Online marketing plans which have recurring billing models are convenient and beneficial to both consumers and marketers but be aware that in the wake of the booming subscription-based business model a number of states are enacting or updating their laws to strengthen consumer protection.
As previously reported, California’s recently enacted Senate Bill 313 enhances what was already one of the most stringent auto-renewal laws in the United States.
As of July 1, 2018, the revised law will now also require that:
- any continuous service offer which includes a free gift or trial, include in the offer a “clear and conspicuous” explanation of the price that will be charged after the trial ends or the manner in which the pricing will change upon conclusion of the trial;
- businesses obtain the consumers’ consent before charging a consumer for the automatic renewal;
- businesses disclose how to cancel before the consumer pays for the goods or services; and
- any offer accepted online must now also allow consumers a mechanism for cancellation online.
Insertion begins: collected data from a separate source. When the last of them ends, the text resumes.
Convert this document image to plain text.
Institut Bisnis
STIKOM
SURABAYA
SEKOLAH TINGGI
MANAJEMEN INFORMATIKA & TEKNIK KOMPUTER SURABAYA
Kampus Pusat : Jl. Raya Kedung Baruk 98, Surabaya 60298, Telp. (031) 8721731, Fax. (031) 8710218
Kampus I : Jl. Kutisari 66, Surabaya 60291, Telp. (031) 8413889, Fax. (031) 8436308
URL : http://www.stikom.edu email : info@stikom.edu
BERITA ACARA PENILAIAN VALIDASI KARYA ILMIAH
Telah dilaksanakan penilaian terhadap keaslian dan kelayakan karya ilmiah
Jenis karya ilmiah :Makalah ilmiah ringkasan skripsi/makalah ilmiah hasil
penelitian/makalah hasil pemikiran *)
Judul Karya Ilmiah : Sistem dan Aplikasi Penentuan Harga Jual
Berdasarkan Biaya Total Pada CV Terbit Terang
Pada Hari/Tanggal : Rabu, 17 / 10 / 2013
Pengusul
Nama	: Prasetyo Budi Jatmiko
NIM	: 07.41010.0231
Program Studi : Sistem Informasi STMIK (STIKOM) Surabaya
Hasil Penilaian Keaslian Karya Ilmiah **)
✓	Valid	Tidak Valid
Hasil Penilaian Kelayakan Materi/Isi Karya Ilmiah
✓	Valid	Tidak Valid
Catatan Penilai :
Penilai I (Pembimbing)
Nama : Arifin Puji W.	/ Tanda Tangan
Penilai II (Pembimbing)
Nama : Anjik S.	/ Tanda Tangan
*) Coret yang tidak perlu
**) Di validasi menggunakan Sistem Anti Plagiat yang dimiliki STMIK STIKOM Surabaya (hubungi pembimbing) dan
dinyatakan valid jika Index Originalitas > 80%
This is an important change for marketers and will prevent inbound phone cancelation save attempts.
In addition to California notorious class action lawsuits, California District Attorneys are now pursuing marketers under the California Auto Renewal Task Force (“CART”) to enforce of California’s laws.
Insider Take
Given the current scrutiny of subscription-based recurring billing programs, particularly in California, marketers should take the time to re-examine their auto-renewal programs well before the new requirements go into effect.